Plant-associated Bacillus modulates the expression of auxin-responsive genes of rice and modifies the root architecture

Plant growth promoting rhizobacteria (PGPR) impact the root morphogenesis and subsequently modify the root system architecture of a plant. This study was conducted to assess the early modifications of rice root architecture by a PGPR strain, Bacillus altitudinis (strain FD48). Rice seedlings grown in culture tubes under gnotobiotic conditions were inoculated with FD48, and root architecture variables of growing roots were measured in a nondestructive manner using 2-dimensional imaging and processing at periodic intervals. Among the twenty root architecture variables pulled out from the image analysis, the variables such as maximum number of roots, number of lateral roots, root thickness, area, volume and bushiness were significantly increased with time course due to PGPR inoculation than uninoculated control.
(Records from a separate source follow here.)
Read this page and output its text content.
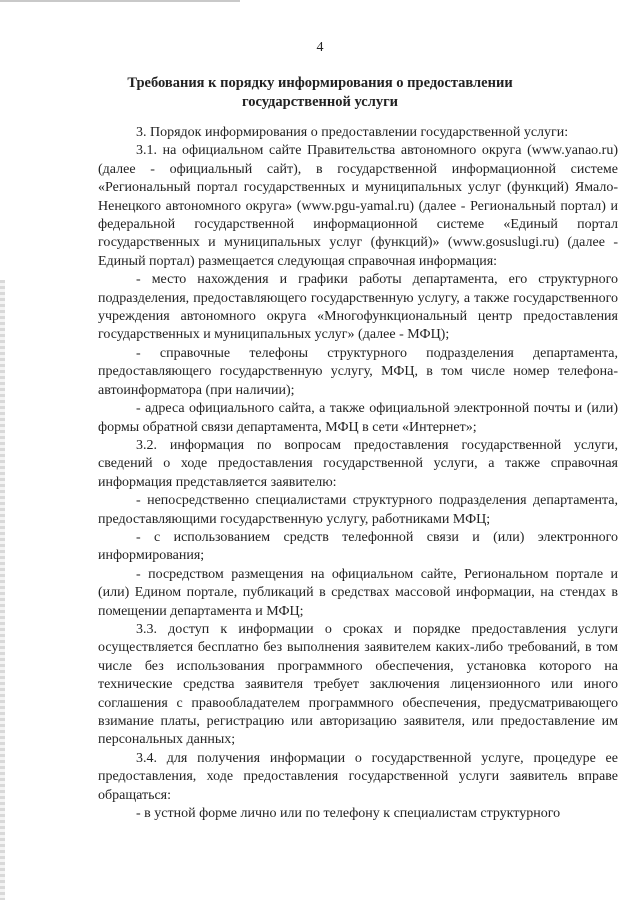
4
Требования к порядку информирования о предоставлении
государственной услуги

3. Порядок информирования о предоставлении государственной услуги:

3.1. на официальном сайте Правительства автономного округа (www.yanao.ru) (далее - официальный сайт), в государственной информационной системе «Региональный портал государственных и муниципальных услуг (функций) Ямало-Ненецкого автономного округа» (www.pgu-yamal.ru) (далее - Региональный портал) и федеральной государственной информационной системе «Единый портал государственных и муниципальных услуг (функций)» (www.gosuslugi.ru) (далее - Единый портал) размещается следующая справочная информация:

- место нахождения и графики работы департамента, его структурного подразделения, предоставляющего государственную услугу, а также государственного учреждения автономного округа «Многофункциональный центр предоставления государственных и муниципальных услуг» (далее - МФЦ);

- справочные телефоны структурного подразделения департамента, предоставляющего государственную услугу, МФЦ, в том числе номер телефона-автоинформатора (при наличии);

- адреса официального сайта, а также официальной электронной почты и (или) формы обратной связи департамента, МФЦ в сети «Интернет»;

3.2. информация по вопросам предоставления государственной услуги, сведений о ходе предоставления государственной услуги, а также справочная информация представляется заявителю:

- непосредственно специалистами структурного подразделения департамента, предоставляющими государственную услугу, работниками МФЦ;

- с использованием средств телефонной связи и (или) электронного информирования;

- посредством размещения на официальном сайте, Региональном портале и (или) Едином портале, публикаций в средствах массовой информации, на стендах в помещении департамента и МФЦ;

3.3. доступ к информации о сроках и порядке предоставления услуги осуществляется бесплатно без выполнения заявителем каких-либо требований, в том числе без использования программного обеспечения, установка которого на технические средства заявителя требует заключения лицензионного или иного соглашения с правообладателем программного обеспечения, предусматривающего взимание платы, регистрацию или авторизацию заявителя, или предоставление им персональных данных;

3.4. для получения информации о государственной услуге, процедуре ее предоставления, ходе предоставления государственной услуги заявитель вправе обращаться:

- в устной форме лично или по телефону к специалистам структурного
Specific root length, root depth and length distribution were negatively impacted by PGPR. FD48 inoculation regulated the indole-3-acetic acid accumulation in rice root as compared to uninoculated control. To validate the hormonal modulation leading the root phenotypic modification, the expression of auxin-responsive genes (AUX/IAA) of rice were assessed by reverse transcriptase quantitative PCR. The time course expression pattern of the genes responsible for shortening of primary roots (OsIAA1 and OsIAA4) and genes for lateral root formation (OsIAA11 and OsIAA13) were modulated by PGPR inoculation. These results demonstrate that PGPR play a major role in controlling endogenous IAA levels in rice roots by regulating the auxin-responsive genes and thereby cause changes in root architecture of rice.